I was reading an interesting blog post from Ben Gallagher discussing where bad data comes from. He listed six very sensible ways that bad data is getting into your systems, and how to prevent that; then included a seventh: Lazy customers.
Customers are regularly accused of deliberate sabotage, with malice aforethought. They enter wrong information, in the wrong places, in the wrong format. They skip information. They ensure that duplicates appear in databases, that their information can’t be found and that a single view of that customer can’t be created. They use different email addresses just to confuse us, and they’re so pushed for time that they try every trick to confound our plans to collect their data.
There’s no doubt that some customers will deliberately use false data, especially when an organisation is trying to get data from them for which they see no relevance – remember, this data is the customer’s to give, not an organisation’s by right. So asking for a telephone number, for example, when you’re inviting the customer to subscribe to an e-mailed newsletter, will result in a high level of fake data – unless you use phone validation of course.

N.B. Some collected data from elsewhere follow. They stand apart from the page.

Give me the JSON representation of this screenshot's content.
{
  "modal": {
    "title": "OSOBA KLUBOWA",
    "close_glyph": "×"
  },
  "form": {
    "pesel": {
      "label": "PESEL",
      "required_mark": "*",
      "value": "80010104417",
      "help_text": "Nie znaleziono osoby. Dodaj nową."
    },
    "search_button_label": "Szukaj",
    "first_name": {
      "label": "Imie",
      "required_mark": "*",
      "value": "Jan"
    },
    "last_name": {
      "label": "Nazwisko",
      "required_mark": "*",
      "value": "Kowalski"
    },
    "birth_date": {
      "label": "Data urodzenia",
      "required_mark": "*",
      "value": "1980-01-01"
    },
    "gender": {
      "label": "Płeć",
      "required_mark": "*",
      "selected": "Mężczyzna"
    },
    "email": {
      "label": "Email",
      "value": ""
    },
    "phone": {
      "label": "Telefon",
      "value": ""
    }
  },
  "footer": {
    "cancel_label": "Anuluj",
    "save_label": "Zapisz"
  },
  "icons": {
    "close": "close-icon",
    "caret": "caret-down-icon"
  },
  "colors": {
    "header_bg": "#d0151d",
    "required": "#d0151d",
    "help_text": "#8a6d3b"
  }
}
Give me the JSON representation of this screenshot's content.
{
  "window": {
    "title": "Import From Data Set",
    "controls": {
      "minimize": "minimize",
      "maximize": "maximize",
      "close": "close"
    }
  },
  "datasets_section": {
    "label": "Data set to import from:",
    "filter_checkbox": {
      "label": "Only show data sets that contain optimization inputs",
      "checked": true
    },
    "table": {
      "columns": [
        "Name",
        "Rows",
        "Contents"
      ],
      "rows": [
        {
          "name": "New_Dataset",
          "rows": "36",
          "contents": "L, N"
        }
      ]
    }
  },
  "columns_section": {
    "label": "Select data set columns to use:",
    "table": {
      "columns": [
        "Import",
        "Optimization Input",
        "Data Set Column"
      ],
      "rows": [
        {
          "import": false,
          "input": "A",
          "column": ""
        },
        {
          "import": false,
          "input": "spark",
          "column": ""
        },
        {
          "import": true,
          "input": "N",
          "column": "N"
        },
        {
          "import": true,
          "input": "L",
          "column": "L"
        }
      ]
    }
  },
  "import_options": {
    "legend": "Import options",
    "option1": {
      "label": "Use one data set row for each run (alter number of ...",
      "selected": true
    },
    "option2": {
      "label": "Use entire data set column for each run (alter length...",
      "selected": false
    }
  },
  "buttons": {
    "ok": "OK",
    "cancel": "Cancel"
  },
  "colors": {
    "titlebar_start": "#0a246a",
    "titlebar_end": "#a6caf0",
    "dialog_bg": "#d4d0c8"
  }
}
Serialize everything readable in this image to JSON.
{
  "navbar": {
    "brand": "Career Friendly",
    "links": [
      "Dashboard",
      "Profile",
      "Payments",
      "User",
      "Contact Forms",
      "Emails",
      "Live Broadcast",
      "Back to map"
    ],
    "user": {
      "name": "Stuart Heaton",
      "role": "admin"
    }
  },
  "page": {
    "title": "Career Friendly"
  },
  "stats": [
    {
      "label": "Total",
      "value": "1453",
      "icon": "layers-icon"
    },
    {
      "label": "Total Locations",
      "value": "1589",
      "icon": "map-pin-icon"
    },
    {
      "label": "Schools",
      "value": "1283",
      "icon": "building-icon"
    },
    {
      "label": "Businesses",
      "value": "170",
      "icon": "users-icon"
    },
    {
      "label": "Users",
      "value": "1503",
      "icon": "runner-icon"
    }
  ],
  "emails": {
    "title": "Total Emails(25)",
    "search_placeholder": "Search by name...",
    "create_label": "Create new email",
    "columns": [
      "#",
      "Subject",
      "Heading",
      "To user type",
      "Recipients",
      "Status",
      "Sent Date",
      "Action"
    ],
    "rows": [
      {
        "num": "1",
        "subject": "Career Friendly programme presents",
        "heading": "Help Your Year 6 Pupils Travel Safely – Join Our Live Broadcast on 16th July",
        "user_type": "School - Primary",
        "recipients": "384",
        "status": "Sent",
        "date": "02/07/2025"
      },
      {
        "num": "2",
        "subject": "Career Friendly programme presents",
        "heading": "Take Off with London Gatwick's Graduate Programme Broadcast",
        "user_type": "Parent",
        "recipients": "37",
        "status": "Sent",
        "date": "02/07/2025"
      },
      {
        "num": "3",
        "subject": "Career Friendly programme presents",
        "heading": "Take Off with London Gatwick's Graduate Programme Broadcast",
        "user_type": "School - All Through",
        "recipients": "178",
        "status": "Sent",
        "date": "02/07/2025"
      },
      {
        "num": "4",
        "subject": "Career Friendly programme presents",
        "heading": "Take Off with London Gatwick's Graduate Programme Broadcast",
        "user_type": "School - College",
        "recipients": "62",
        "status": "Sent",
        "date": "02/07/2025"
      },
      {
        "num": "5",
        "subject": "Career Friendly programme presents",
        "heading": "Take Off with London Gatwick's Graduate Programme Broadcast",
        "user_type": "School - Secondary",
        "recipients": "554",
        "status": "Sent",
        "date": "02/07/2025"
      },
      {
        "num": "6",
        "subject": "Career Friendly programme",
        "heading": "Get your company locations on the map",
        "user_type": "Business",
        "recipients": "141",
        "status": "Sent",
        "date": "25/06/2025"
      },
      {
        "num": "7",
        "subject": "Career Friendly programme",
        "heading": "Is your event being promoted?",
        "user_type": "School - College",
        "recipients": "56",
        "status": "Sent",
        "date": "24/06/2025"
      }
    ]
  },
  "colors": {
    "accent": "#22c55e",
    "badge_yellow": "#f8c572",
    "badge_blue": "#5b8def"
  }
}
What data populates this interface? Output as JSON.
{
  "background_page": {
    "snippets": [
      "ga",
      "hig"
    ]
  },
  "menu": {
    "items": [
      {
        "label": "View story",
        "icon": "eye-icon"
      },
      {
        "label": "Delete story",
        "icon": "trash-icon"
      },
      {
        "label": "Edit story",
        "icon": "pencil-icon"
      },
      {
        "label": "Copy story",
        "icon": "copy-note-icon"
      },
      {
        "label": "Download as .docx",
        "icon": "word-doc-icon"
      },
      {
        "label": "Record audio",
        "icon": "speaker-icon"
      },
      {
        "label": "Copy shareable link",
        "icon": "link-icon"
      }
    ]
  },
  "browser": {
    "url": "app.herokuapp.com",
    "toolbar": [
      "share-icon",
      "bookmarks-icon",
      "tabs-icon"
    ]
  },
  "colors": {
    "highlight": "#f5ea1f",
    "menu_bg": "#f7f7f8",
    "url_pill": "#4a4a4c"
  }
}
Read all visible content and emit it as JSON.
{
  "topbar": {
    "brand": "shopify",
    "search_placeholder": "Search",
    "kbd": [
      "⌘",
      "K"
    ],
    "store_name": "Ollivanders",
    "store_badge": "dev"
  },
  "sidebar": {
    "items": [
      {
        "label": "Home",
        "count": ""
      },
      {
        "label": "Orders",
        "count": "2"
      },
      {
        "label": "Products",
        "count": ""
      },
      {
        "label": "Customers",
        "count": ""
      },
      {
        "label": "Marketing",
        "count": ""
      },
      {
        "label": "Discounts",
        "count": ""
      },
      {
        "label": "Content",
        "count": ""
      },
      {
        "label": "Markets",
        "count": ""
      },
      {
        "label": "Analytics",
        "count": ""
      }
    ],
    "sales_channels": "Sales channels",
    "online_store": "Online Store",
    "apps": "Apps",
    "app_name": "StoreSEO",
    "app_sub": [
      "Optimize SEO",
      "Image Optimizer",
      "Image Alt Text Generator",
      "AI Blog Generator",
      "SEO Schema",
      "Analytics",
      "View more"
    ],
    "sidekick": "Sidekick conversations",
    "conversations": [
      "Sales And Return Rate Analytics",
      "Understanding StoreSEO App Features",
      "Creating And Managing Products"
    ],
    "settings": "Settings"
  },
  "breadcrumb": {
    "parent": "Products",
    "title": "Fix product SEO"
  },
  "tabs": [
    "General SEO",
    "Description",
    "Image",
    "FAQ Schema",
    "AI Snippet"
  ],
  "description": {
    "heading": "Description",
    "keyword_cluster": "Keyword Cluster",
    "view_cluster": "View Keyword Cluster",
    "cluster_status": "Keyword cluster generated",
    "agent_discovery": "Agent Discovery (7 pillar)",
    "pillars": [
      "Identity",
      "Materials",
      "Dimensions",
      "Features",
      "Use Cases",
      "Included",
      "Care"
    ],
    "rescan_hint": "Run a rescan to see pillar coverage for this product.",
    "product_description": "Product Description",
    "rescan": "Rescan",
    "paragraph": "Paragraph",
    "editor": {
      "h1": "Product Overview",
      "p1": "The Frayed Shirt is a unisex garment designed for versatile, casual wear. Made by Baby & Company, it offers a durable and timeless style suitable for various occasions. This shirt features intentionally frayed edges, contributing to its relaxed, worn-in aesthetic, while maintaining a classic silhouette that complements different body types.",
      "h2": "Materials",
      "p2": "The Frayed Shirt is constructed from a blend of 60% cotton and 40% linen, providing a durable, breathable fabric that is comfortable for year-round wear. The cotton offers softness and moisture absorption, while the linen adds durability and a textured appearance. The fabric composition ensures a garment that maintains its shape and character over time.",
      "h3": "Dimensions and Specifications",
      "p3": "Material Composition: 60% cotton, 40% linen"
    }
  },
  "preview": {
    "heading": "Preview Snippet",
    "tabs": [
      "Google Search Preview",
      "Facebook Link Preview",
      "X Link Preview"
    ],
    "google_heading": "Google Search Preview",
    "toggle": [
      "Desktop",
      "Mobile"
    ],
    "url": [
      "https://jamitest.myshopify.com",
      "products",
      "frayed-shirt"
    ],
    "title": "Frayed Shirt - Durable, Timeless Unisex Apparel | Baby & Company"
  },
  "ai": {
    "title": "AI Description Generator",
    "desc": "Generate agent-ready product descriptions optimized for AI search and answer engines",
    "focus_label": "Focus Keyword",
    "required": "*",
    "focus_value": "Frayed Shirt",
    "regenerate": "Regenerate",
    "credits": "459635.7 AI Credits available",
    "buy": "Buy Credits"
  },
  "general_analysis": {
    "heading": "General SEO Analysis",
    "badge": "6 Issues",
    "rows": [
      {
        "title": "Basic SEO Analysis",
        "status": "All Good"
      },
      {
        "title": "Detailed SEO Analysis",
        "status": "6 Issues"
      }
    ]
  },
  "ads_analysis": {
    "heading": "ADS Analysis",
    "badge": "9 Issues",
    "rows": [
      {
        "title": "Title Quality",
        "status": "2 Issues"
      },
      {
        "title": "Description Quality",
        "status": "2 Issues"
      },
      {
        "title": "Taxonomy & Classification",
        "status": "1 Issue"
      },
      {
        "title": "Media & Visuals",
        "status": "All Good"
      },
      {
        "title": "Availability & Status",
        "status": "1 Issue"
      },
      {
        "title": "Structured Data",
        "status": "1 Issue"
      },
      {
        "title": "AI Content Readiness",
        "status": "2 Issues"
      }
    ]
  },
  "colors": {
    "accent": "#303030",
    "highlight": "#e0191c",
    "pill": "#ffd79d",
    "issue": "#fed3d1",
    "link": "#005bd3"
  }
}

But customers do usually take care when providing information which is required, and when the reason is clear – a postal address when purchasing online, or an email address when subscribing to a newsletter. And, as it’s their data, they’ll usually know what it consists of and how to format it. What the customer cannot know, though, or can really be expected to care about, is how your online forms work and what your back-end databases expect to receive. They don’t know and don’t care that you expect a building number in one field and not in another, or that you want telephone numbers without spaces but postal codes with spaces and in upper case. When customers are expected by businesses to have the same computer code running through their heads as the company has working behind data entry forms, they’re bound to disappoint and receive all the blame for the poor data collected as a consequence.
Pointing the Finger
Without exception poor data quality is the result of poor design, poor programming, poor planning and poor processes on behalf of the organisation. When data entry forms, for whatever purpose, are properly designed, with the least burden of quality placed on the customer; requiring the least amount of work to complete, with the correct fields in the correct order for the customer concerned, and with validation and verification systems in place to catch the maximum number of errors, the data quality increases and the need to blame the customer disappears.
If you’re still blaming the customer for your poor data quality, it’s time to step back and take a look at your own business processes. Blaming the customer is a cop out and needs to stop.